BEHIND the intimidating walls of Casuarina Prison, a section of its compound essentially resembles an educational institution.
Casuarina’s Educational and Vocational Training Unit provides a variety of workshops where prisoners can gain formal qualifications, including in metal and concrete fabrication, cabinet making and food production.
Tafe and university studies are also available.
Business manager Mike Feltham said prisoners were encouraged to pursue educational opportunities.
‘Courses range from basic numeracy and literacy to further studies, including tertiary and Tafe,’ he said.
‘We aim to provide prisoners with training opportunities, an understanding of work ethic, communication skills and being able to work with others.’
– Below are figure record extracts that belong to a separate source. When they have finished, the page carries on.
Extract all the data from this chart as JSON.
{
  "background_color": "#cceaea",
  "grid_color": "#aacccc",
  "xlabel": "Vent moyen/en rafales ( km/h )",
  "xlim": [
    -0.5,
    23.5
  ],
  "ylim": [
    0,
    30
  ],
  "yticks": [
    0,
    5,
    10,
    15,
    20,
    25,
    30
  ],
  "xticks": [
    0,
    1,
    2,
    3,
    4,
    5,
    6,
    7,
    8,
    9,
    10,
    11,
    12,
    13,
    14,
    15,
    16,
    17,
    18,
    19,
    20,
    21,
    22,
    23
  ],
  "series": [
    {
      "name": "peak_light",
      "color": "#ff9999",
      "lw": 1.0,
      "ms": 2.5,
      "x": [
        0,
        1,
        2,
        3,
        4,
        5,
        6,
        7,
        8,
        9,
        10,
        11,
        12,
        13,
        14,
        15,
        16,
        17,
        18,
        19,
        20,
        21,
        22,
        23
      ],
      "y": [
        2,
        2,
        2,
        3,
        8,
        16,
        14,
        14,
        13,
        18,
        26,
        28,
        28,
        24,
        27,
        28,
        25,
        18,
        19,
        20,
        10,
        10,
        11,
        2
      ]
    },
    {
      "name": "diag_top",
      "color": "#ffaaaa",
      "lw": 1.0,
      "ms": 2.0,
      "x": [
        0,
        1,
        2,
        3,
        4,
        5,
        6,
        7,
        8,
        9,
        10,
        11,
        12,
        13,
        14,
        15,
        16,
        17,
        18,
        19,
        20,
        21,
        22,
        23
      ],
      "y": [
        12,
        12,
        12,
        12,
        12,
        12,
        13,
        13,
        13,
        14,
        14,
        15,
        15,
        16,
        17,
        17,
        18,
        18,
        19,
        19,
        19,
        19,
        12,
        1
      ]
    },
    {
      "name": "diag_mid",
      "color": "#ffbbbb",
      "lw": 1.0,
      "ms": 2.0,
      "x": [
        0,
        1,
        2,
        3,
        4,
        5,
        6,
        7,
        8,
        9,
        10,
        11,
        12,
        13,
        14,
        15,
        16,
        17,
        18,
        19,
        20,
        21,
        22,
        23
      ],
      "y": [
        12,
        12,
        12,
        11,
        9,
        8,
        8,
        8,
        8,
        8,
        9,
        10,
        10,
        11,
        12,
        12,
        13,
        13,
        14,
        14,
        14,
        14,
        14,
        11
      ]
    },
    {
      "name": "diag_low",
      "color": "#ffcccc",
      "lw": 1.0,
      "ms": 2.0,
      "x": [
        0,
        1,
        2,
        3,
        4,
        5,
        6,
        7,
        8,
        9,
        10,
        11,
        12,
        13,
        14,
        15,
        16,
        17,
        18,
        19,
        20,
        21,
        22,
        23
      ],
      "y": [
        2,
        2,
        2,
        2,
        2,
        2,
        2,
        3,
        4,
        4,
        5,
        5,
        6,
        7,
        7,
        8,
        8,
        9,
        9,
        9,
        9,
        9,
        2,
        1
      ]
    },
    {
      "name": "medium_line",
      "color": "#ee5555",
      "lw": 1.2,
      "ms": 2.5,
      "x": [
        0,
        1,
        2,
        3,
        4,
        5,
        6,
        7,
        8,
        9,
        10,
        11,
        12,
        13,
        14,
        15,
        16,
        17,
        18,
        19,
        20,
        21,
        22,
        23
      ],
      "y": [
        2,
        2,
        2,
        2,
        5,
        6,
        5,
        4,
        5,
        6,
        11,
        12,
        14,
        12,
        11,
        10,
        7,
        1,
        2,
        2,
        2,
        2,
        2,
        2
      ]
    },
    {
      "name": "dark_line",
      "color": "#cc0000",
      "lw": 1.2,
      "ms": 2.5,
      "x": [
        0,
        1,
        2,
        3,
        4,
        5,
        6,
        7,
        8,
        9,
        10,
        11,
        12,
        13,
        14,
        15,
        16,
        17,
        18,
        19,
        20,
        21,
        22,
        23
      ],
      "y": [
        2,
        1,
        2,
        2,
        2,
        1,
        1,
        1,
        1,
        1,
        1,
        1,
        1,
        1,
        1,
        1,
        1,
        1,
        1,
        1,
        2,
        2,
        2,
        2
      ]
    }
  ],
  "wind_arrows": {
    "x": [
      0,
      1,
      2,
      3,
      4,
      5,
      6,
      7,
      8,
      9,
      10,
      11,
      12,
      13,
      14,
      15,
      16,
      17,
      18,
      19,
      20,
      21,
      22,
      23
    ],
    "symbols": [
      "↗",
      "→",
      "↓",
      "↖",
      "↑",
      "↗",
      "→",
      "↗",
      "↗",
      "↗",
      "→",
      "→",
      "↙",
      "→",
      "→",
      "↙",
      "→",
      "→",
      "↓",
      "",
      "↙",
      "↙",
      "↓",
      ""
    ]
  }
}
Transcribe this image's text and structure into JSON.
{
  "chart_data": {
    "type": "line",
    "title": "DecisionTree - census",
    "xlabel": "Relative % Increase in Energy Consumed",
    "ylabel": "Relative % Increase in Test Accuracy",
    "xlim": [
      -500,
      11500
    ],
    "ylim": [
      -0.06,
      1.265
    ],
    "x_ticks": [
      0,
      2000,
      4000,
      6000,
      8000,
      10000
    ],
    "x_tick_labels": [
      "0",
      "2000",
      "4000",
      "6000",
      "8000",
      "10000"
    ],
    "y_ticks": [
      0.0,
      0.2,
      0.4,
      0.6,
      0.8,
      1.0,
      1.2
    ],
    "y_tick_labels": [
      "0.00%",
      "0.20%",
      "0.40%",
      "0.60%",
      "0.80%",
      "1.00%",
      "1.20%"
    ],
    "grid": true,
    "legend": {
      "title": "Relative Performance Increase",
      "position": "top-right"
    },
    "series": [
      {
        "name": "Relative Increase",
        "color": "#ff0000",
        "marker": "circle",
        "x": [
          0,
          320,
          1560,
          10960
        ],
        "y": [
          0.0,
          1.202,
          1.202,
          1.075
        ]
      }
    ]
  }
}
As part of their metalwork training, prisoners have the opportunity to utilise their creativity by making ornaments, which have attracted the attention of some businesses.
Mr Feltham said prisoners enjoyed learning new skills.
‘In metalwork, they build items for the prison, like trailers and trolleys, and do lots of repair work,’ he said.
‘They further practise their skills by making items from scrap metal, and some have been made for businesses, which use them for decoration.
‘Workshops are designed to replicate the outside world but we ensure security and safety issues are met, as all tools are accounted for at the beginning and the end of the workshop.’
An inmate said being immersed in the metalwork facility was cathartic for him.
‘It keeps me occupied and it helps fill up the days,’ he said.
‘In prison, it is important to be focused and have something to look forward to when you wake up.
‘I really enjoy working and helping to build things, although it does get pretty hot in here during summer.’